# DIY PPI QBASS REMOTE ??



## chad1376 (Dec 27, 2012)

I'll preface by admitting I'm trying to be cheap here 

I'm planning to unshelf a PPI A800/2 for subwoofer duty, and want to incorporate a remote. I've searched, and I can still get a new QBASS remote for around $50. If I have to, that's fine, but I'm guessing there's only $3.47 worth of components in the thing (a potentiometer and some other gee-haws?)

Since I'd likely gut the box and custom mount the knob & circuit for a more integrated look anyway, I'm hoping it's possible to just build my own from scratch.

Does anyone have a schematic, or otherwise can provide some direction on what's inside the box (I'd look myself, but obviously I don't have one  )


----------



## jmacdadd (Mar 4, 2008)

There's more to these than you might think...and, $50 isn't bad...there were going for $100 not that long ago. I have a couple of used ones, somewhere...I'll see if I can find them...one is missing the front plate, anyway, so it might be perfect for what you're wanting to do...PM me your email address and when I finally find the darn thing I'll let you know...unless your in a rush...I'm in the middle of spring cleaning so it could be another month before I actually find what I'm looking for....


----------



## chad1376 (Dec 27, 2012)

PM sent.


----------



## EriCCirE (Apr 14, 2010)

Any regular network patch cable will work


----------



## jmacdadd (Mar 4, 2008)

Okay, so if you're trying to be cheap...skip the QBass remote..just turn the amp gain and Qbass up to where you want it at max and get one of the below....or something similar to it...

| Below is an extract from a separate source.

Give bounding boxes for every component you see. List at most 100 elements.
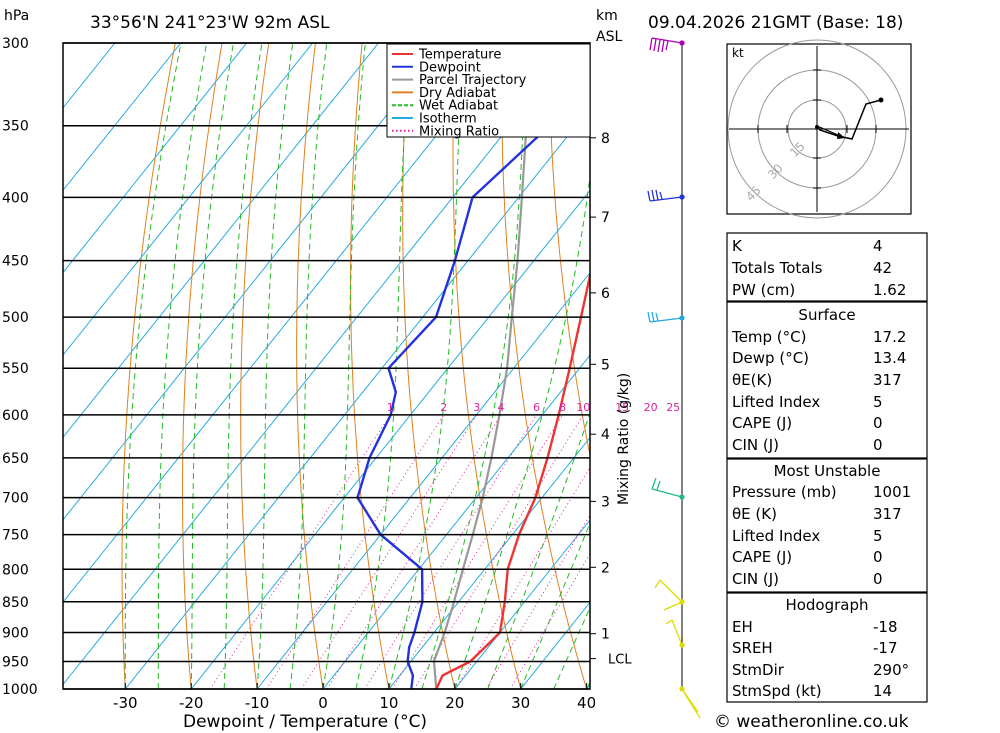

Axxess AALC 2-Ch Remote Level Controller 266-008


----------



## chad1376 (Dec 27, 2012)

jmacdadd said:


> Okay, so if you're trying to be cheap...skip the QBass remote..just turn the amp gain and Qbass up to where you want it at max and get one of the below....or something similar to it...
> 
> Axxess AALC 2-Ch Remote Level Controller 266-008


Thanks for the lead. I may just use this as suggested, since all I really need is a simple gain control. I'm trying to minimize the amount of RCA runs in the car, but I think I can live with it.


----------